After completing his studies in the United States, Jadresic returned to Chile and began to make a living as a teacher. He also became politically active in campaigns that supported an end to the Pinochet regime, nevertheless he always remained an independent from the major anti-Pinochet political parties.

He was Dean of the Faculty of Engineering and Sciences at the Adolfo Ibáñez University, he also was a board member of Entel (Chile's main telecommunications company) and director of Jadresic Consulting Ltd a business services firm.

==Biography==
He attended the Liceo Arturo Alessandri Palma in Providencia, Santiago, and was admitted to the University of Chile after scoring 812 on the national Academic Aptitude Test (PAA), one of the highest scores in the country that year. He graduated with a degree in industrial engineering in 1981 and later earned a doctorate from Harvard University in the United States in 1984.

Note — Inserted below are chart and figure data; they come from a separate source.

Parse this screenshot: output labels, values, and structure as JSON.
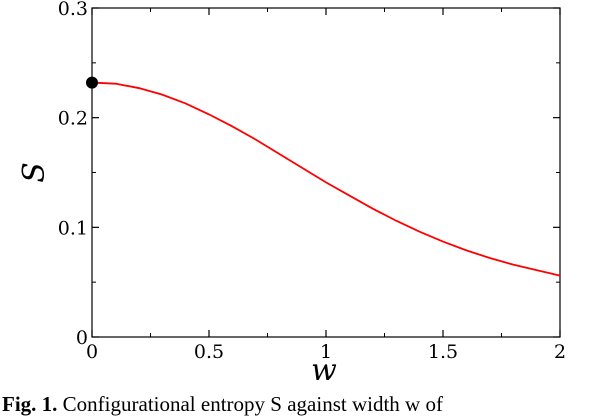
{
  "chart_data": {
    "type": "line",
    "title": "",
    "xlabel": "w",
    "ylabel": "S",
    "xlim": [
      0,
      2
    ],
    "ylim": [
      0,
      0.3
    ],
    "x_ticks": [
      "0",
      "0.5",
      "1",
      "1.5",
      "2"
    ],
    "x_tick_values": [
      0,
      0.5,
      1,
      1.5,
      2
    ],
    "y_ticks": [
      "0",
      "0.1",
      "0.2",
      "0.3"
    ],
    "y_tick_values": [
      0,
      0.1,
      0.2,
      0.3
    ],
    "grid": false,
    "series": [
      {
        "color": "#ff0000",
        "x": [
          0,
          0.1,
          0.2,
          0.3,
          0.4,
          0.5,
          0.6,
          0.7,
          0.8,
          0.9,
          1.0,
          1.1,
          1.2,
          1.3,
          1.4,
          1.5,
          1.6,
          1.7,
          1.8,
          1.9,
          2.0
        ],
        "y": [
          0.232,
          0.231,
          0.227,
          0.221,
          0.213,
          0.203,
          0.192,
          0.18,
          0.167,
          0.154,
          0.141,
          0.129,
          0.117,
          0.106,
          0.096,
          0.087,
          0.079,
          0.072,
          0.066,
          0.061,
          0.056
        ]
      }
    ],
    "marker": {
      "x": 0,
      "y": 0.232,
      "color": "#000000"
    }
  },
  "caption": {
    "label": "Fig. 1.",
    "text": " Configurational entropy S against width w of"
  }
}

After returning to Chile, he worked as a university lecturer and became associated with the movement opposing General Augusto Pinochet, while maintaining his political independence. He subsequently worked at CIEPLAN, the Economic Commission for Latin America and the Caribbean (ECLAC), the Inter-American Development Bank (IDB), and the United Nations Development Programme (UNDP). During the administration of Patricio Aylwin, he joined the Ministry of Economy, Development and Reconstruction, where he served as coordinator of sectoral policies.

He later directed the policy platform for the Independent Movement supporting Eduardo Frei Ruiz-Tagle during the 1993 Chilean presidential election. After being elected president, Frei appointed him president of the National Energy Commission, a position he held from 1994 to 1998.

He also served as chairman of the Central Preventive Commission, the agency then responsible for competition law enforcement. In July 2004, he joined the Electricity Panel, the body responsible for resolving disputes among companies in the electricity sector. He resigned from the panel in mid-2007, despite having been appointed to a six-year term.

He served on the boards of several companies and was a member of the government commission that studied the feasibility of developing nuclear power in Chile.

From 2006 to 2018, he was dean of the Faculty of Engineering and Sciences at the Adolfo Ibáñez University. During his tenure, he was elected to the Executive Committee of the Global Engineering Deans Council, an international network of engineering deans.

==Awards==
Jadresic was awarded the Best Engineer Award 2005 from the School of Engineers of Chile and the Order of Prince Trpimir from the Republic of Croatia.